Das Zweite würde ich unterstützen. Ich habe das Urteil des Bundesverfassungsgerichts sehr begrüßt. Wir haben ja nach den letzten Ereignissen im Kontext NSA eine sehr umfassende Neuregelung des BND-Gesetzes vorgenommen. Wir hatten uns dafür entschieden, dass der BND in Zukunft auf einer sehr, sehr klaren Rechtsgrundlage arbeiten soll. Diese Verfassungsklage war insofern wichtig, weil damit die Frage gestellt wurde, ob das BND-Gesetz auch aus Sicht des Bundesverfassungsgerichts in Ordnung ist.
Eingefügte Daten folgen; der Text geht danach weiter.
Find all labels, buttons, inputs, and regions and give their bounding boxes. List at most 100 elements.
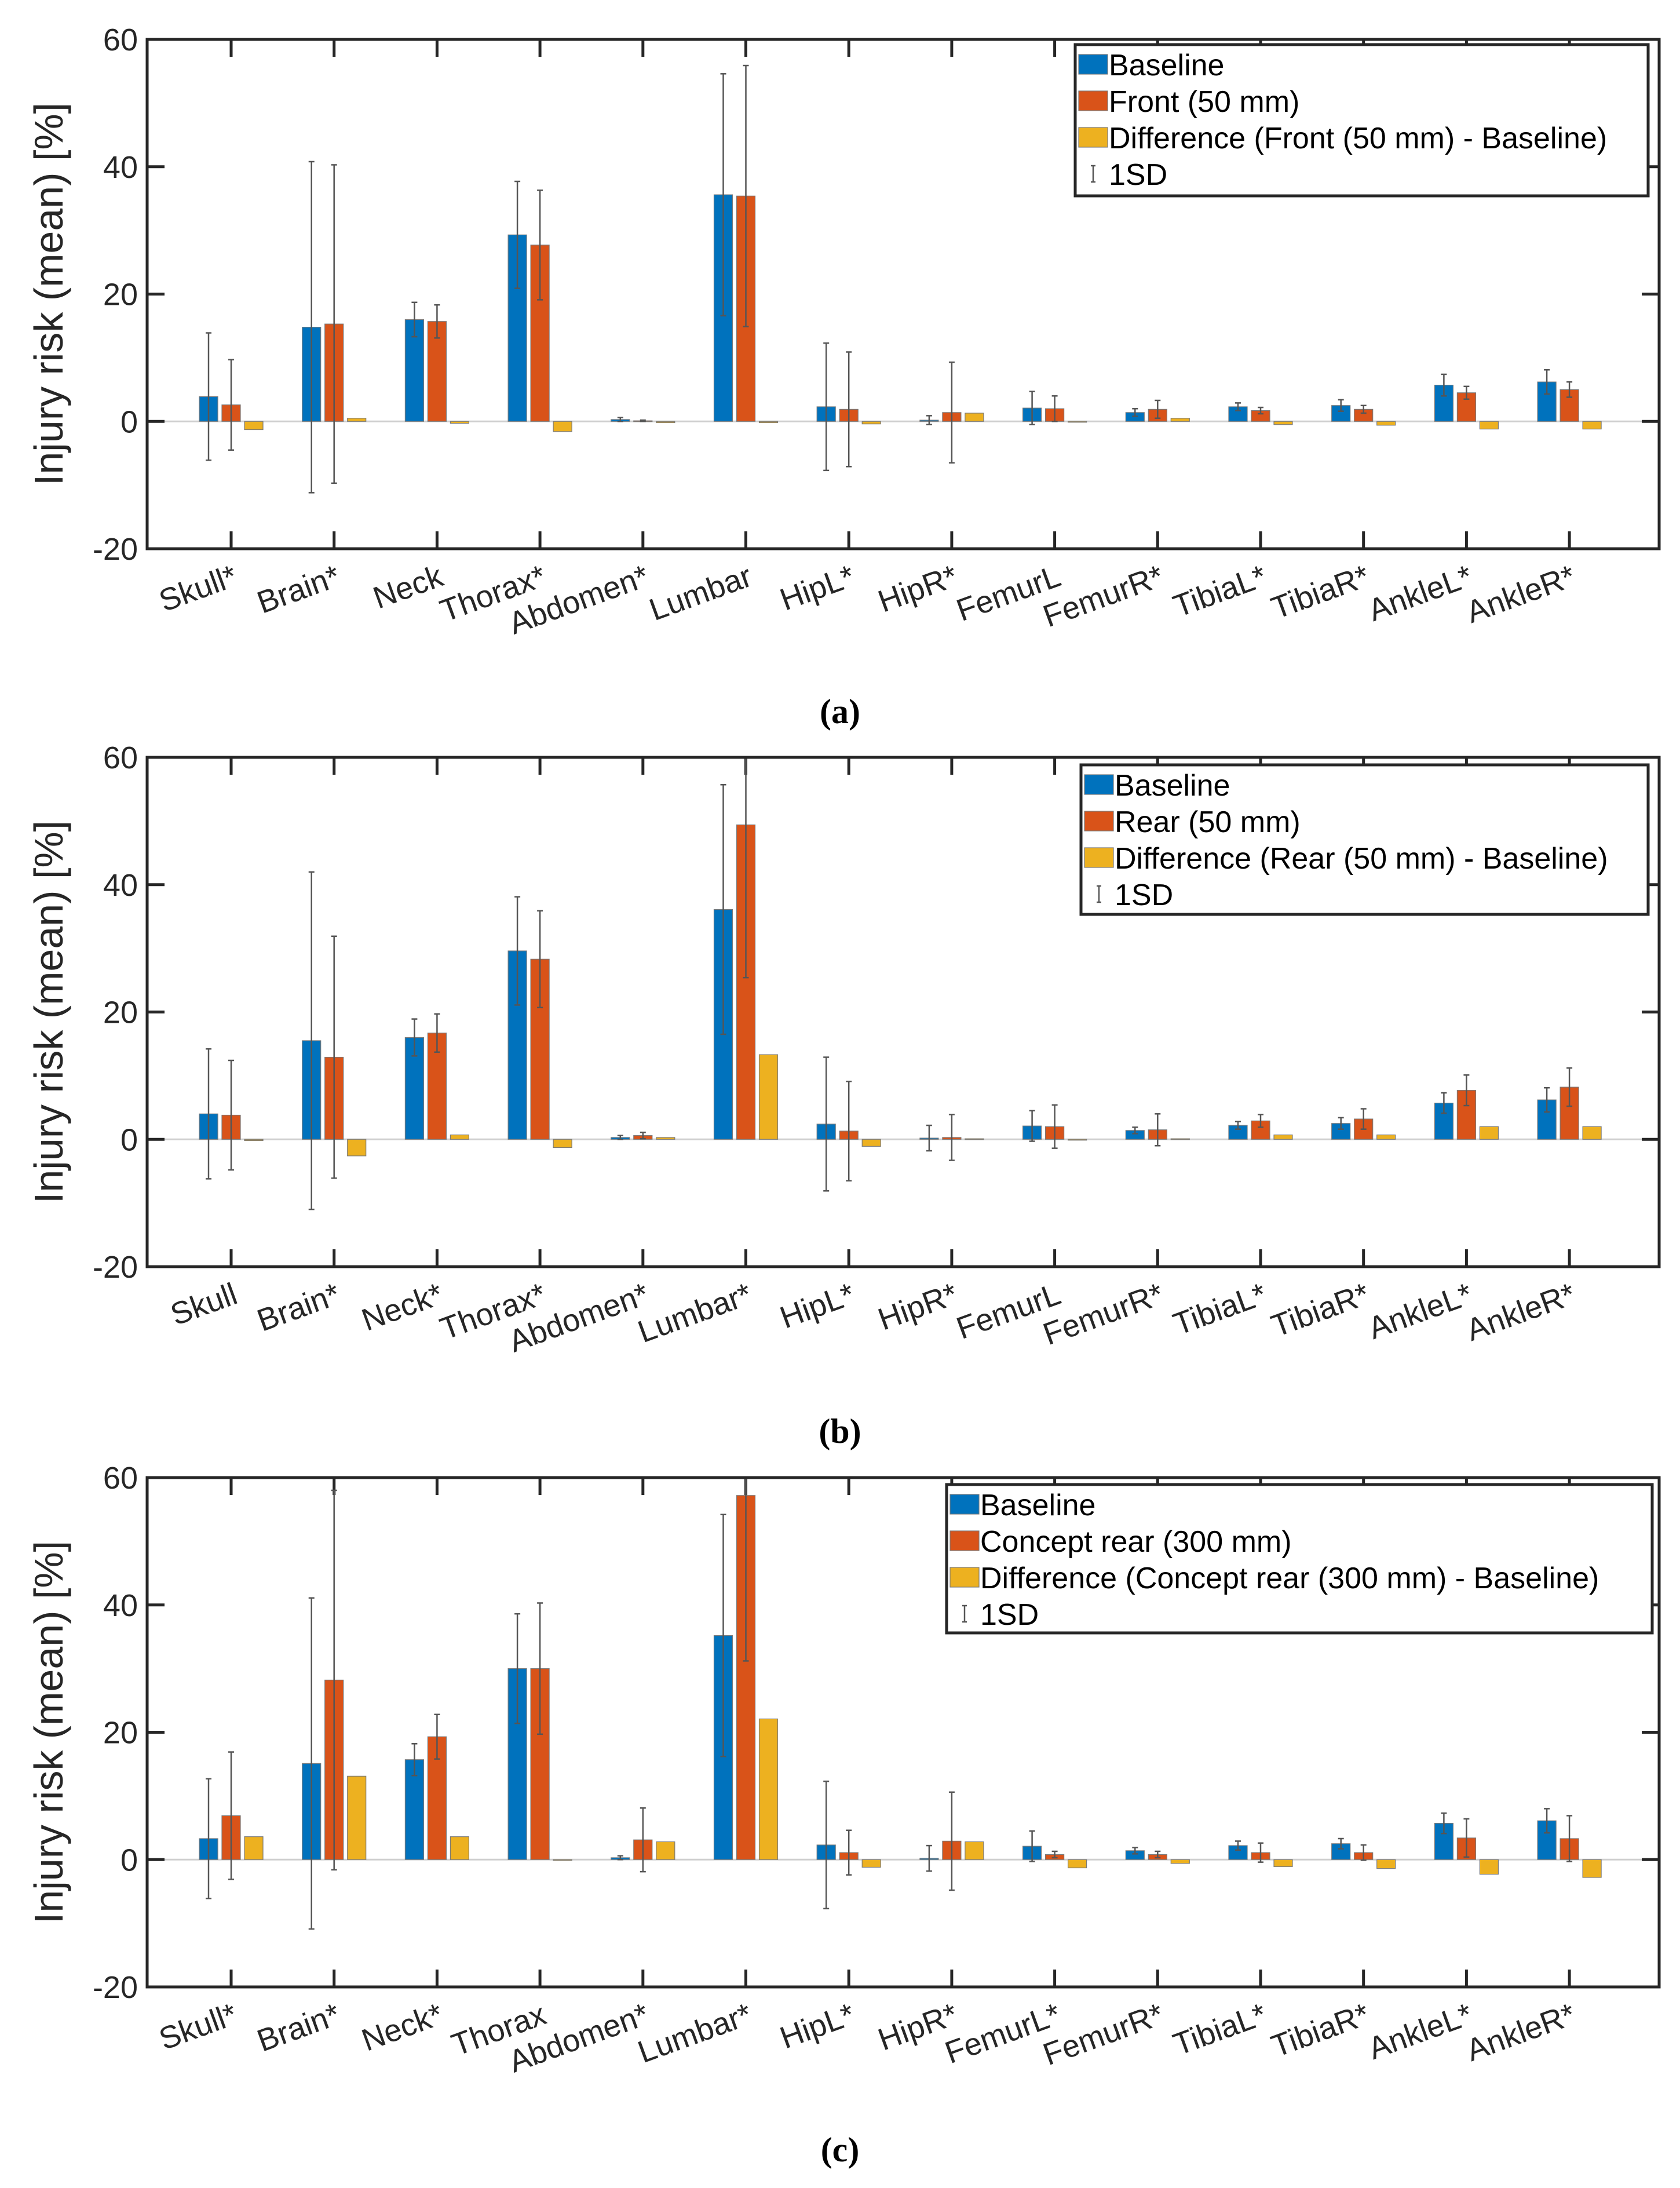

Ich finde das Urteil sehr ausgewogen. Es hat zum einen die wichtige staatliche Aufgabe des BND, uns als Bundesregierung, aber auch Sie als Parlament mit wichtigen und verlässlichen Informationen über die komplexe Lage im Ausland aufzuklären, sehr betont. In diesem Zusammenhang hat es auch betont, dass die Arbeitsfähigkeit einer Ausland-Ausland-Aufklärung wichtig ist und erhalten werden muss. Insofern ist dieses Urteil eine sehr gute Grundlage. Das Zweite, was betont wurde, ist, dass die parlamentarische Kontrolle aber auch durch einen richterlichen Spruchkörper – eine quasi richterliche Kontrolle – noch verstärkt werden muss.
Deshalb setzen wir dieses Urteil sehr gerne um. Denn ich gehe davon aus, dass dadurch die Akzeptanz der Arbeit des BND und auch die Rechtssicherheit hinsichtlich der Arbeit im BND gestärkt werden. Ich gehe davon aus, dass das neue BND-Gesetz, das wir am Ende hier gemeinsam beschließen werden, für die Arbeit dieses Nachrichtendienstes eine wichtige Stärkung bedeutet und keine Schwächung.